Dr. Stephanie Cawthon will present her paper, “Myth Busting With Data: Longitudinal Models of Reading and Mathematics Achievement in Deaf Students,” at the 2022 American Educational Research Association (AERA) Annual Meeting in San Diego on April 21-26 — the world’s largest gathering of education researchers and a showcase for groundbreaking, innovative studies.
Peer-reviewed and selected among more than 10,000 submissions, her paper was placed in the Longitudinal Studies Paper Session on Monday, April 25, at 8:00am.
Also, Dr. Cawthon is a panelist at the Invited Speaker Session, Connecting Theory to Praxis: How Critical Race Theory Informs Educational Practitioners Working With Marginalized Student Populations, on Saturday, April 23, at 8:00am and is the discussant at the Inclusion and Accessibility in Educational Assessment SIG Paper Session on Monday, April 25, at 11:30am.
Myth Busting with Data: About the Paper
Deaf students often experience systemic barriers to academic success and low expectations of what they know and can do. Longitudinal data analysis is critical to understanding how academic achievement for deaf students progresses over time and where they may need additional support on their academic journey to achieve at the level of their hearing peers.

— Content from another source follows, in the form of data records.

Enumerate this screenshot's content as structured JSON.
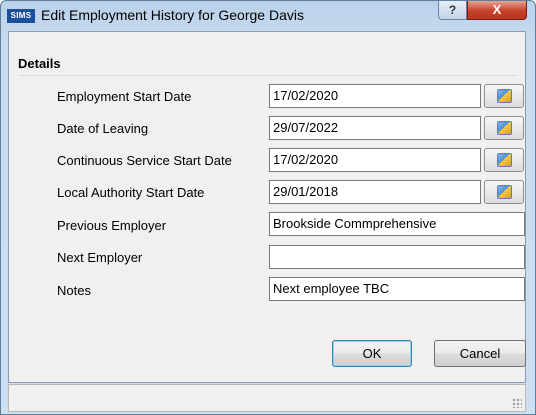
{
  "window": {
    "logo_text": "SIMS",
    "title": "Edit Employment History for George Davis",
    "help_symbol": "?",
    "close_symbol": "X"
  },
  "section": {
    "title": "Details"
  },
  "fields": {
    "employment_start": {
      "label": "Employment Start Date",
      "value": "17/02/2020"
    },
    "date_of_leaving": {
      "label": "Date of Leaving",
      "value": "29/07/2022"
    },
    "continuous_service": {
      "label": "Continuous Service Start Date",
      "value": "17/02/2020"
    },
    "local_authority": {
      "label": "Local Authority Start Date",
      "value": "29/01/2018"
    },
    "previous_employer": {
      "label": "Previous Employer",
      "value": "Brookside Commprehensive"
    },
    "next_employer": {
      "label": "Next Employer",
      "value": ""
    },
    "notes": {
      "label": "Notes",
      "value": "Next employee TBC"
    }
  },
  "buttons": {
    "ok": "OK",
    "cancel": "Cancel"
  },
  "icons": {
    "calendar": "calendar-icon"
  }
}
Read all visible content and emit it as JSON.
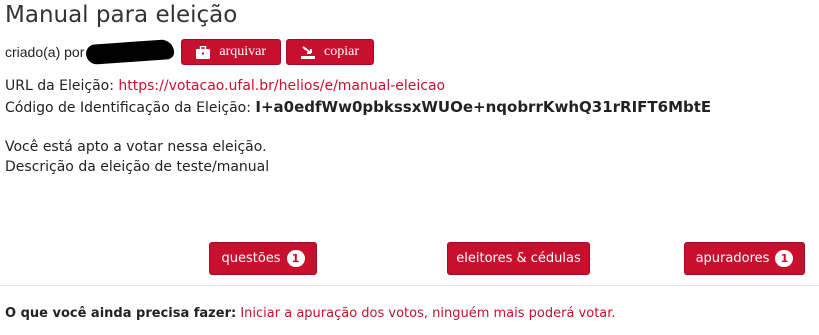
{
  "page": {
    "title": "Manual para eleição"
  },
  "creator": {
    "label": "criado(a) por",
    "archive_label": "arquivar",
    "copy_label": "copiar"
  },
  "election": {
    "url_label": "URL da Eleição:",
    "url": "https://votacao.ufal.br/helios/e/manual-eleicao",
    "code_label": "Código de Identificação da Eleição:",
    "code": "I+a0edfWw0pbkssxWUOe+nqobrrKwhQ31rRIFT6MbtE"
  },
  "status": {
    "eligible_text": "Você está apto a votar nessa eleição.",
    "description": "Descrição da eleição de teste/manual"
  },
  "nav": {
    "questions_label": "questões",
    "questions_count": "1",
    "voters_label": "eleitores & cédulas",
    "trustees_label": "apuradores",
    "trustees_count": "1"
  },
  "todo": {
    "label": "O que você ainda precisa fazer:",
    "action": "Iniciar a apuração dos votos, ninguém mais poderá votar."
  },
  "colors": {
    "accent": "#c8102e"
  }
}
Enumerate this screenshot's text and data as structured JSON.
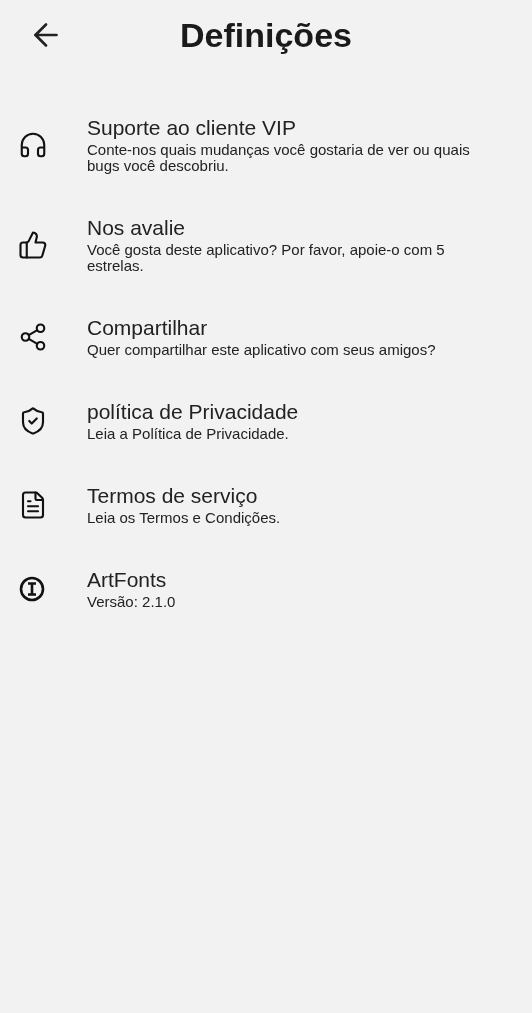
{
  "header": {
    "title": "Definições"
  },
  "items": [
    {
      "kind": "headset",
      "title": "Suporte ao cliente VIP",
      "description": "Conte-nos quais mudanças você gostaria de ver ou quais bugs você descobriu."
    },
    {
      "kind": "thumbs-up",
      "title": "Nos avalie",
      "description": "Você gosta deste aplicativo? Por favor, apoie-o com 5 estrelas."
    },
    {
      "kind": "share",
      "title": "Compartilhar",
      "description": "Quer compartilhar este aplicativo com seus amigos?"
    },
    {
      "kind": "shield",
      "title": "política de Privacidade",
      "description": "Leia a Política de Privacidade."
    },
    {
      "kind": "document",
      "title": "Termos de serviço",
      "description": "Leia os Termos e Condições."
    },
    {
      "kind": "info",
      "title": "ArtFonts",
      "description": "Versão: 2.1.0"
    }
  ]
}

This study provides an analysis from NWEA MAP® Growth™ data from grades 2-8 across seven reading and mathematics domains over a period of five years. Results indicate that both deaf and hearing students continue to build skills through this period, and that deaf students, in particular, do not plateau in the early elementary grades.
It was co-authored by Dr. Stephanie Cawthon, The University of Texas at Austin; Dr. Elizabeth Barker, NWEA; Dr. Johny Daniel, Boston University; and Dr. North Cooc, The University of Texas at Austin.